Lewat Ekosistem Sustainable Aviation Fuel, Pertamina Dorong Swasembada Energi dan Ekonomi Hijau
Pertamina fokus pada pengembangan ekosistem biofuel yang mencakup produksi SAF, energi panas bumi (geothermal), serta penerapan teknologi Carbon Capture and Storage (CCS).-Istimewa-
JAKARTA, DISWAY.ID-- PT Pertamina (Persero) menegaskan komitmennya untuk mendorong pengembangan bahan bakar pesawat terbang ramah lingkungan Sustainable Aviation Fuel (SAF).
Pertamina juga mewujudkan Indonesia sebagai pusat pasokan bahan bakar penerbangan berkelanjutan di kawasan Asia Tenggara.
Komitmen ini disampaikan oleh Direktur Transformasi dan Keberlanjutan Bisnis PT Pertamina (Persero) Agung Wicaksono, saat menjadi pembicara dalam ajang 15th International Sustainability & Carbon Certification (ISCC) Regional Stakeholder Meeting Southeast Asia yang berlangsung di Jakarta, Kamis, 23 Oktober 2025.
“Peluang pengembangan SAF ini berawal dari visi Presiden kita, Presiden Prabowo Subianto, yang tertuang dalam ASTA CITA, delapan prinsip dasar pembangunan nasional,” jelas Agung.
Dalam paparannya bertajuk Advancing Indonesia’s Sustainability Commitment through Pertamina’s Sustainable Aviation Fuel Ecosystem, Agung menekankan bahwa pengembangan SAF bukan hanya langkah bisnis, melainkan wujud kontribusi Pertamina terhadap visi nasional menuju ekonomi hijau dan swasembada energi.
BACA JUGA:Pembangunan Konstruksi Jalan Layang dan Stasiun LRT Velodrome-Manggarai Rampung Akhir Tahun
BACA JUGA:Soal Temuan Sumber Air Kemasan, DPR Dorong Lakukan Investigasi Soal AMDK Diambil dari Sumur Bor
Agung menambahkan, hal tersebut juga sejalan dengan strategi transisi energi Pertamina, yakni Strategi Pertumbuhan Ganda.
Di mana, strategi ini menyeimbangkan antara bisnis utama Pertamina saat ini, mulai dari sektor hulu, kilang, hingga bisnis ritel bahan bakar, dengan pengembangan bisnis rendah karbon atau energi hijau.
“Pada satu sisi, Pertamina tetap mengembangkan bisnis warisan seperti sektor hulu migas, kilang, dan ritel bahan bakar sebagai sumber bisnis utama.
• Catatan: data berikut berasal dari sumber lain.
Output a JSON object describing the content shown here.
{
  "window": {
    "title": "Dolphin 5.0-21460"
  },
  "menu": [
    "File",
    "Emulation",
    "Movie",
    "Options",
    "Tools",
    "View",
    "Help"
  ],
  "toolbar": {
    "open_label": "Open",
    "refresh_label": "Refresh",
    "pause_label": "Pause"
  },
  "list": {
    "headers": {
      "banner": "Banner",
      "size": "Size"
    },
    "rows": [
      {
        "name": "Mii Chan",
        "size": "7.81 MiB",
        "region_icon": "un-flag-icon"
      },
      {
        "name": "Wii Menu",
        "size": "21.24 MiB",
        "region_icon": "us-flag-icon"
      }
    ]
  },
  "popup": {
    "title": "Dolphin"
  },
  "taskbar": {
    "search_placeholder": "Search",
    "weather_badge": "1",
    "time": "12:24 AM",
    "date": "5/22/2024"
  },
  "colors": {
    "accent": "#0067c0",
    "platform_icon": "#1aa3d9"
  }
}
Sedangkan pada sisi lain, kami membangun bisnis rendah karbon untuk memastikan keberlanjutan energi di masa depan,” jelasnya.
Dalam kerangka tersebut, Pertamina fokus pada pengembangan ekosistem biofuel yang mencakup produksi SAF, energi panas bumi (geothermal), serta penerapan teknologi Carbon Capture and Storage (CCS). Upaya ini mendukung target Pemerintah Indonesia dalam Net Zero Emission (NZE).